Using a flexible model developed in England, a global network of “Transition Initiatives” is growing rapidly on every continent, and includes thousands of communities worldwide. The Transition movement appeals to many across the political spectrum because it is grounded in local action—not waiting for governments, corporations, experts or anyone else to help us shift from oil dependence to greater security. Our combined skills, experience, knowledge, creativity and abilities can enhance the well-being of our communities.

In the past six months, neighbors in 24 towns in our region—Northampton, Amherst, Williamsburg, Shutesbury and Westhampton, to name a few—have launched Transition Initiatives. These begin with educating people about the potential effects of both peak oil and climate change—the former demanding a drive to increase community resilience, the latter a reduction in carbon footprint. They involve screening movies like An Inconvenient Truth and Crude Awakening, organizing talks by experts, reaching out to the media, making presentations in public forums, and networking with existing organizations. The tone is positive and emphasizes solutions; the goal is to tap the collective genius of the community.

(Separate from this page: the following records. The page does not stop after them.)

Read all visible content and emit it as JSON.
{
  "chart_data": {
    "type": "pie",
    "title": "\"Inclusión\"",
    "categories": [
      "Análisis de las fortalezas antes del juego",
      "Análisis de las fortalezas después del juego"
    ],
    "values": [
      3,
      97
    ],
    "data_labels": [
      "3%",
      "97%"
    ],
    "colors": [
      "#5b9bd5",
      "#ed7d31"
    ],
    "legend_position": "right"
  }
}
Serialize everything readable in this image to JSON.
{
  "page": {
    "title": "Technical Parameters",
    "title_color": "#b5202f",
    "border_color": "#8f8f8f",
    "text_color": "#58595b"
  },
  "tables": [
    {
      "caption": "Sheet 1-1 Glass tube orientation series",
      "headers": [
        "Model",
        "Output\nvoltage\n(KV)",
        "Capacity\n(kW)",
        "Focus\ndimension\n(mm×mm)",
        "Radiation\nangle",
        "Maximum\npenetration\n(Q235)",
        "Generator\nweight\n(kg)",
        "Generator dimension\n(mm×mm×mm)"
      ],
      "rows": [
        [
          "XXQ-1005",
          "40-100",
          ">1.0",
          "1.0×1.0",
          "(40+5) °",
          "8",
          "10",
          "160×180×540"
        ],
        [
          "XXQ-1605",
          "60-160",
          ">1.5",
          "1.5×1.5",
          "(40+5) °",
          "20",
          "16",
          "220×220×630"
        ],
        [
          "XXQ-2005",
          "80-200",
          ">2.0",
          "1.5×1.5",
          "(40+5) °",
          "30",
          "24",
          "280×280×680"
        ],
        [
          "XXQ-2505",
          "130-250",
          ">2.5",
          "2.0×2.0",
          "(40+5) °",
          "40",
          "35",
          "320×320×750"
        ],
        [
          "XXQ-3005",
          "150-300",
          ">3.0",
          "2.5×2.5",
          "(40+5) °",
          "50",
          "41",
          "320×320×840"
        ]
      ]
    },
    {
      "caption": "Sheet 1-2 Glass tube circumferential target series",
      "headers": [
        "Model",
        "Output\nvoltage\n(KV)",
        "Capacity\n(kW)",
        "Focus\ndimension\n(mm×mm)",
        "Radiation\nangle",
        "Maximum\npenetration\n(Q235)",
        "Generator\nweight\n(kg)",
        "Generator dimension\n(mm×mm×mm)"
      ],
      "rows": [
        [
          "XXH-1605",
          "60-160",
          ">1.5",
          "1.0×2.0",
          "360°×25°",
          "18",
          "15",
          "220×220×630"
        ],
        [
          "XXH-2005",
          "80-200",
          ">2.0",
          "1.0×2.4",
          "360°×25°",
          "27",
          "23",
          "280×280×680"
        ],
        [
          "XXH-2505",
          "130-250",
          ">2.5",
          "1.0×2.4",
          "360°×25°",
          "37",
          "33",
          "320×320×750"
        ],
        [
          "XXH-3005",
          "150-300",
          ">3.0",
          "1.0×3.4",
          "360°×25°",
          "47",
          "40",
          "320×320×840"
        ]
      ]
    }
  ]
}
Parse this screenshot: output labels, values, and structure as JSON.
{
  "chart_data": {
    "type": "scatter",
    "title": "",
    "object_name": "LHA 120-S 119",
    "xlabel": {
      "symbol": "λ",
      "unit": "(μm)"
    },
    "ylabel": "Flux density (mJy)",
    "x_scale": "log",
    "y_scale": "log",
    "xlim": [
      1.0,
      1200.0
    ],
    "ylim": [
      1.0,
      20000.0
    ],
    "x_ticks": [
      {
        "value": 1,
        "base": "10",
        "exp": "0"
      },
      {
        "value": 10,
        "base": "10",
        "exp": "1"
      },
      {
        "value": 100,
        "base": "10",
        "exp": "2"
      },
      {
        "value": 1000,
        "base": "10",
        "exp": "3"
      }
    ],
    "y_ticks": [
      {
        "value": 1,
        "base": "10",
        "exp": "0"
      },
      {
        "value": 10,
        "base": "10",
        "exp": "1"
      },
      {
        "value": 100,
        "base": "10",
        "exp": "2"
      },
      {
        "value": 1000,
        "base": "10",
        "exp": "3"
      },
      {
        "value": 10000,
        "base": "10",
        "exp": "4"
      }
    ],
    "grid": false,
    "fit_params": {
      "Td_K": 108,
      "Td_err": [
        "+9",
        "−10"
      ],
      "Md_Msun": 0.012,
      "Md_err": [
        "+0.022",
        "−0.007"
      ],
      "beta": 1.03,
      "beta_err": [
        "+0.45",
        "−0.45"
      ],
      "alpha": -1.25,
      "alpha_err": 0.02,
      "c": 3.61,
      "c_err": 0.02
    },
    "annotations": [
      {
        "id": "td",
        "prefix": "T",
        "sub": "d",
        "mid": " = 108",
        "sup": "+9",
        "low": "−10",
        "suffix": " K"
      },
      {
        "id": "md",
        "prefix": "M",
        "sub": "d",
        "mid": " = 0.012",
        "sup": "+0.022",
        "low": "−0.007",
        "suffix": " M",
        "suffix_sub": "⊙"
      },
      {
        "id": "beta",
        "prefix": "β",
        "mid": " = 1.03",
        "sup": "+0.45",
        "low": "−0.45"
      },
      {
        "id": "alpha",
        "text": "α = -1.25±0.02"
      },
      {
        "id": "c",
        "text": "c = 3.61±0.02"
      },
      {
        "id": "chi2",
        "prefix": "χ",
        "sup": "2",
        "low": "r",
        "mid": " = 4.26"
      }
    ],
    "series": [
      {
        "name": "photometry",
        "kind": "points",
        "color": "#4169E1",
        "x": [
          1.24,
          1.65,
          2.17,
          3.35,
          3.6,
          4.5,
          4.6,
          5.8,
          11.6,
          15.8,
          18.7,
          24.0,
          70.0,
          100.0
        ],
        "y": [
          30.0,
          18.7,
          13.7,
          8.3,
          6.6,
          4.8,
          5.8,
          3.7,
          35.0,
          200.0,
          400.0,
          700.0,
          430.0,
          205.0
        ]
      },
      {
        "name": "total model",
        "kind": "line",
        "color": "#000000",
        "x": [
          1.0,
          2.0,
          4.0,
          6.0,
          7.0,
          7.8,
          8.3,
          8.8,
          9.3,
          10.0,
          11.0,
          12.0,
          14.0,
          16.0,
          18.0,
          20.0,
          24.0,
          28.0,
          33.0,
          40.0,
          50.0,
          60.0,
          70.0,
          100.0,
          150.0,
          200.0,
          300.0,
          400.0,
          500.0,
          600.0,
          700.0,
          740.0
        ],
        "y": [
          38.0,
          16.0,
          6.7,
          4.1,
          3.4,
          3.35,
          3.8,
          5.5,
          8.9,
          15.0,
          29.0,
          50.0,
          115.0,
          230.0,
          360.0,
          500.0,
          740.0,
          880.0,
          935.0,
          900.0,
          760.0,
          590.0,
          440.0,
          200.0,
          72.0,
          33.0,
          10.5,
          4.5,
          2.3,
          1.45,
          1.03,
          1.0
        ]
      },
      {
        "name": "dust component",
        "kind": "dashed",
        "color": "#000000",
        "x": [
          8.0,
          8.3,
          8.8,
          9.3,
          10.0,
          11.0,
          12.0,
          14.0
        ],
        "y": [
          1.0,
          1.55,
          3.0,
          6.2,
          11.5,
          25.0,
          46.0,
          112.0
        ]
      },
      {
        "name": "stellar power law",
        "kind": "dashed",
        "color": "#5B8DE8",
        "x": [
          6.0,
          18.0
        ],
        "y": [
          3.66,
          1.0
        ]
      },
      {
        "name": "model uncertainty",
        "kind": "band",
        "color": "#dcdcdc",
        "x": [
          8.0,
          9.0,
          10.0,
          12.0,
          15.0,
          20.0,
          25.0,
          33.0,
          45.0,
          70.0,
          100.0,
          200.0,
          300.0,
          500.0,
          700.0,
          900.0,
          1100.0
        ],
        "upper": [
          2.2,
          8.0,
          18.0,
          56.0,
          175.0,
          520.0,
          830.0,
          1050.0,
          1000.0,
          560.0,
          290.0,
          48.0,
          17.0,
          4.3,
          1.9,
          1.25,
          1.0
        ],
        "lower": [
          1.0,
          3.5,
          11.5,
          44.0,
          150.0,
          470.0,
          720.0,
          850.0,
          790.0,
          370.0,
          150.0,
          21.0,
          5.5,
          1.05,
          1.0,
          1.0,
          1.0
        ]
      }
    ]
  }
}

A recent gathering of over 350 people at Northampton’s Academy of Music heard leaders in the Transition movement speak about how Transition communities are responding to the fragile state of our economic, environment and energy systems. At a recent showing in Montague of the film In Transition, a diverse group explored the ideas of “community resilience” and “transitioning from oil dependence to local resilience.” One man, a decades-long member of the First Congregational Church of Montague, sat back thoughtfully, and then observed, “This is how we used to live.” Another resident, an artist raised in the 1970s, said, “This is my dream.”

Across the generations and political spectrum, we are coming together in the old wisdom of being good neighbors. By making smart choices in technologies, investing in the community and expanding local food, local energy and local economic strength, we are increasing community resilience in an uncertain time.

Tina Clarke has led and supported citizen-based organizations for over 25 years and is now a trainer for the Transition movement.